If you have a family member who sometimes has difficulty breathing, you may even want to keep a rescue mask and pocket resuscitator on hand. They are very inexpensive and could make it easier for you to keep them alive until emergency personnel arrive.
A Rescue Mask and Resuscitator Can Help You Save a Life
Everyone Should Learn Proper CPR Procedure
Don't panic if someone faints or stops breathing, but go ahead and be prepared to start using the correct CPR procedure and call 9-1-1 immediately!

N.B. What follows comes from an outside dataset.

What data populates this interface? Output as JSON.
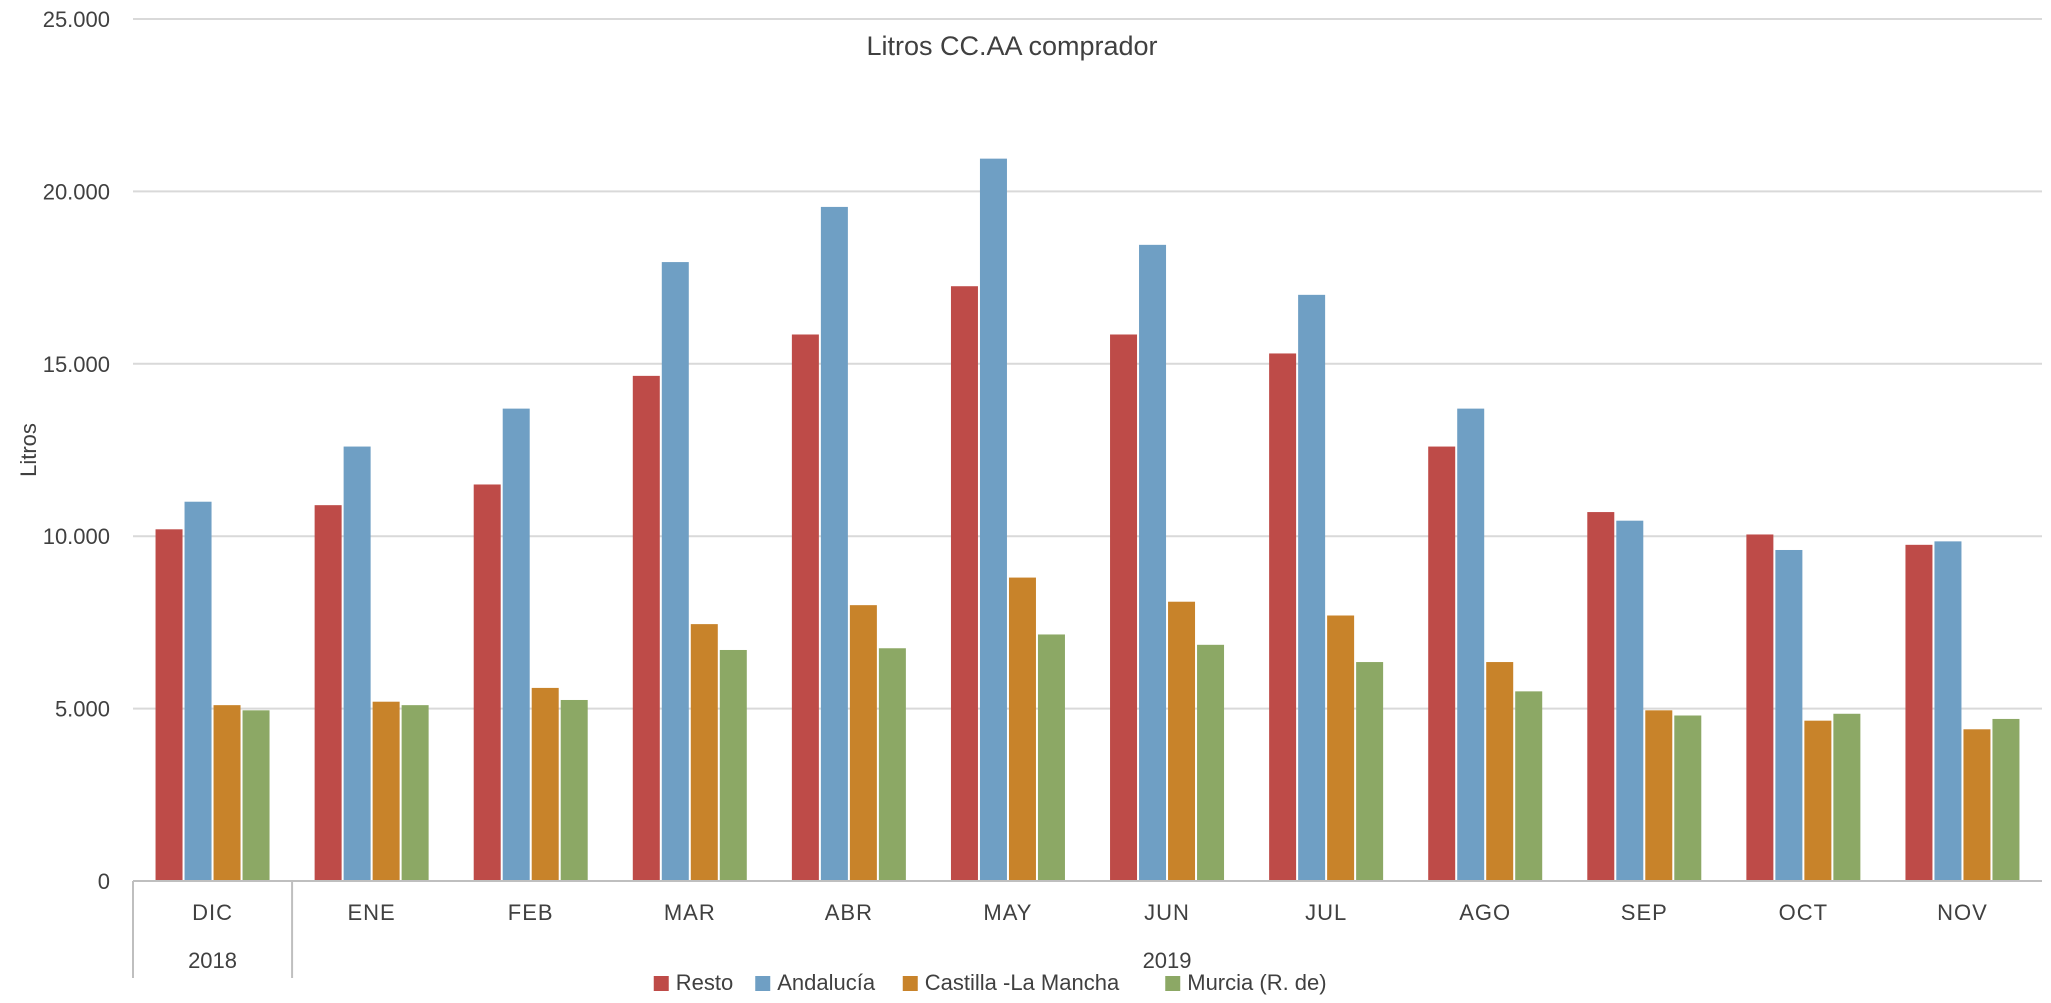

Since most high schools in the United States now require that all their graduates take a Red Cross approved CPR class, chances are good that you have been trained in proper CPR procedure sometime in the past. If so, begin CPR right away (or find someone else who has been trained). In addition, you or someone else should call 9-1-1 or your local emergency number immediately. The emergency personnel will give you further instructions, and can even walk you through the steps of CPR if it has been a while since you have had a reason to use it.
If you are alone, call 9-1-1 and then start CPR. You want to make sure that emergency personnel are on their way as quickly as possible. Continue to administer CPR until they show up.
Learn the Heimlich Maneuver
If someone begins choking while eating food, their breathing emergency will be different than if they faint and stop breathing. Instead of immediately starting CPR, you may need to do the Heimlich maneuver.One symptom of a choking emergency is if the person is gasping for breath, or clutching their throat. If you see this happen, ask the person if they are choking. If they nod their head, attempt the Heimlich maneuver. If it doesn't solve the problem quickly, call emergency medical personnel. While you are waiting, keep trying the Heimlich maneuver. In addition, remember that some medicines can cause breathing problems. Ask if they have taken any medications.
This Is The First Aid Book I Keep Handy to Help With All Kinds of Medical Emergencies
Subtle Symptoms of Breathing Difficulties
Someone who is having a breathing emergency may not faint, stop breathing or begin choking. There are other symptoms of breathing problems that may be more subtle. For example, the victim may begin breathing unusually slowly or rapidly, or their breath can be especially deep or shallow. It is also a concern if someone begins wheezing, gurgling or making other sounds. These may be asthma symptoms. Ask if they have an asthma inhaler that they use for asthma, or if there is other medication that they need. Most people who use asthma inhalers keep them handy. Again, call for assistance.
Another possible cause of breathing difficulties is that they could be having a heart attack! There are additional clues that could indicate a heart problem. Look at their skin. Are they sweating heavily? Is their skin moist? Or is their skin suddenly pale or flushed? Are their lips beginning to look bluish? All of these are cause for alarm! Be concerned, as well if the victim is dizzy, light-headed, or experiences chest pain. These symptoms could signify a heart-attack, heat stroke, cardiac asthma or other serious problem. Have the patient sit down and try to relax while you call 9-1-1.
If you want to be prepared for an emergency, you will take First Aid Courses whenever you have the opportunity. You could save a life.